Wakil Gubernur Sulawesi Tengah, Reny Lamadjido, menegaskan kabar yang beredar di media sosial mengenai honor honorer tidak dibayarkan pada 2026 tidak benar.
“Adik-adik honorer di lingkungan Pemerintah Provinsi Sulawesi Tengah tidak usah takut dan tidak perlu resah. Insya Allah semuanya akan dibayarkan. Saat ini prosesnya sedang berjalan,” kata Reny saat memberikan keterangan di ruang kerjanya di Palu, Selasa (10/3/2026).
Ia menjelaskan, tenaga honorer yang tetap menerima pembayaran adalah mereka yang telah lama bekerja di lingkungan Pemprov Sulteng namun belum lulus seleksi CPNS maupun PPPK, termasuk skema PPPK paruh waktu, sementara tenaga mereka masih dibutuhkan untuk mendukung pelayanan pemerintahan.
Menurutnya, pemerintah daerah tetap memperhatikan keberlanjutan pekerjaan para tenaga honorer selama keberadaan mereka masih diperlukan di perangkat daerah.
“Yang akan dibayarkan adalah tenaga honorer yang sudah lama bekerja tetapi belum lulus CPNS maupun PPPK, sementara tenaga mereka masih dibutuhkan oleh pemerintah daerah,” ujarnya.
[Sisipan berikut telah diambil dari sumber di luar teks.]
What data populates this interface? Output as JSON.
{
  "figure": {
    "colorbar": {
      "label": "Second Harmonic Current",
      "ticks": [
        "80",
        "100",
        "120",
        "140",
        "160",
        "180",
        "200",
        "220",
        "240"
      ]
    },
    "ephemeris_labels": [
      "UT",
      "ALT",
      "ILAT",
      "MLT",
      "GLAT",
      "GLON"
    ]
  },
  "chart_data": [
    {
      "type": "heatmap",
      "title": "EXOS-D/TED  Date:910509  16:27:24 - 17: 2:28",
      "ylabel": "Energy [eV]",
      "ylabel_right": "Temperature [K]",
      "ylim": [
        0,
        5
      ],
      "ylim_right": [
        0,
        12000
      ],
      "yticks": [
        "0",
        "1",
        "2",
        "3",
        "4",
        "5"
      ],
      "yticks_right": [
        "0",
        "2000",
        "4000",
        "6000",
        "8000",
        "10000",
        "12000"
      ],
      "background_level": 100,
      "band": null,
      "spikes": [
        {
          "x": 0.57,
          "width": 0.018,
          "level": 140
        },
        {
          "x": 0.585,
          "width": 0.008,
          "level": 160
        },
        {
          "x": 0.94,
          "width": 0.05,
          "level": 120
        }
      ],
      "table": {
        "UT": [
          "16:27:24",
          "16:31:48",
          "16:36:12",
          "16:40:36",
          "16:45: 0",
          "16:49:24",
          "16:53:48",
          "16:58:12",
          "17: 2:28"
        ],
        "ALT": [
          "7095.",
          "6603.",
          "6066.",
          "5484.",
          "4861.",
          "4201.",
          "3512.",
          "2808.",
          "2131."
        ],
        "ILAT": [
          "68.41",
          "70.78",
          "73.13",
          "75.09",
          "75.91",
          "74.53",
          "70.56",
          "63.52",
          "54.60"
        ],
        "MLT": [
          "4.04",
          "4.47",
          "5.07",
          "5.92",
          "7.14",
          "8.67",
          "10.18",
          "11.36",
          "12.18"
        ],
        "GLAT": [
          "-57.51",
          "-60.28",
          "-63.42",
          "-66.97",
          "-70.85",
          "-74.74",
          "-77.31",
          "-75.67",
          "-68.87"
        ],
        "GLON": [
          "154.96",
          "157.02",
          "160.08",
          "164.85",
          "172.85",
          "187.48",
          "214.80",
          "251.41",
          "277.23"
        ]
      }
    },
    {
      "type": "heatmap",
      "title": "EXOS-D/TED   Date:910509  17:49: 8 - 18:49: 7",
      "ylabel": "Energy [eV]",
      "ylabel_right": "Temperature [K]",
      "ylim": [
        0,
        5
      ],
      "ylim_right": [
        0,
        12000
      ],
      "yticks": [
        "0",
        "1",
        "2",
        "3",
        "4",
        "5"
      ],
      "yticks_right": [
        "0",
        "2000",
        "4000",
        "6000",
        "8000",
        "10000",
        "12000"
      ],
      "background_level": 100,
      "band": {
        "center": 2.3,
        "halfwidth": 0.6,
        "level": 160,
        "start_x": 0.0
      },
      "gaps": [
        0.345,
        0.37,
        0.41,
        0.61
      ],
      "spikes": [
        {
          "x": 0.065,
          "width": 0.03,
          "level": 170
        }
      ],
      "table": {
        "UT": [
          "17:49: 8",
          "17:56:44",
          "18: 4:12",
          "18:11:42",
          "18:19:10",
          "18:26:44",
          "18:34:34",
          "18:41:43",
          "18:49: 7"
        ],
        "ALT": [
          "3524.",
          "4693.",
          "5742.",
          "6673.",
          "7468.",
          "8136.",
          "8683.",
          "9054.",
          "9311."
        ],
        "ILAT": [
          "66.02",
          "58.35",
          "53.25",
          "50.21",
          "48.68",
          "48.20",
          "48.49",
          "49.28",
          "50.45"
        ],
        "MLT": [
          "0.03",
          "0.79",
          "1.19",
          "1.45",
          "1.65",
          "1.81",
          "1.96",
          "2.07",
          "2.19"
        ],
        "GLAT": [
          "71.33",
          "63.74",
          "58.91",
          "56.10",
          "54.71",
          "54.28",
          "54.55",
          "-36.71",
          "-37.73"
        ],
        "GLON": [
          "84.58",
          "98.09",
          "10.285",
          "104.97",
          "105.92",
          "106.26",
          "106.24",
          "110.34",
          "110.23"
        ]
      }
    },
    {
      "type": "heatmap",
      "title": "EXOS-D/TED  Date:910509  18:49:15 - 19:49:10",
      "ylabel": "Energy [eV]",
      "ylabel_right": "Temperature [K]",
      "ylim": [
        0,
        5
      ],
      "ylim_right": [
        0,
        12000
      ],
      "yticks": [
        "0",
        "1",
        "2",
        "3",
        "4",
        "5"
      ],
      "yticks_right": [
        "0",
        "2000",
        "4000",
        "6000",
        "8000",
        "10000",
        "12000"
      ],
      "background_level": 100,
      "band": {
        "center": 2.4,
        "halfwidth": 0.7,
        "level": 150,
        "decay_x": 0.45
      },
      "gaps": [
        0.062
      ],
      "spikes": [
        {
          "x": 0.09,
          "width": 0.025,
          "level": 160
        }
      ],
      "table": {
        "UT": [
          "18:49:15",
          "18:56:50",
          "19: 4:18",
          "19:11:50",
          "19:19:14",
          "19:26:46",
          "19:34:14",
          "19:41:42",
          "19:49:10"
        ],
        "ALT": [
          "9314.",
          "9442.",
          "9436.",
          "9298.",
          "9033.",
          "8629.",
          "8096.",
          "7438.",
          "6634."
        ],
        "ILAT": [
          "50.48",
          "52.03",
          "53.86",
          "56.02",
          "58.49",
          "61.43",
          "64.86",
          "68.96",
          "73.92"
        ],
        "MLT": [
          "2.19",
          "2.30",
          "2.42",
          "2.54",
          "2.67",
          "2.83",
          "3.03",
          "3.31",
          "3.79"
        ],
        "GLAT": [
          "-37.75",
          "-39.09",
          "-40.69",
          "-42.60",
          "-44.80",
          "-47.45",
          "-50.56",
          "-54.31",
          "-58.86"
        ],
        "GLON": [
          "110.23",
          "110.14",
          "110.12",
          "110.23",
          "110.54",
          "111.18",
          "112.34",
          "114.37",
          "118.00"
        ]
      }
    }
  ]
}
Reny menambahkan, mekanisme pembayaran honor akan dilakukan sesuai ketentuan yang berlaku melalui skema kerja sama dengan pihak ketiga atau outsourcing sebagai bagian dari penyesuaian terhadap kebijakan penataan tenaga non-ASN.
Dalam kesempatan tersebut, Wagub didampingi Kabag Perencanaan Moh Rival, Kabag MKP Moh Riyan, Kabid Anggaran Adiguna, serta Kabag Protokol Zurkarnain.
Pemerintah Provinsi Sulawesi Tengah juga mengimbau para tenaga honorer untuk tetap tenang dan bersabar sambil menunggu proses pembayaran yang saat ini masih berjalan.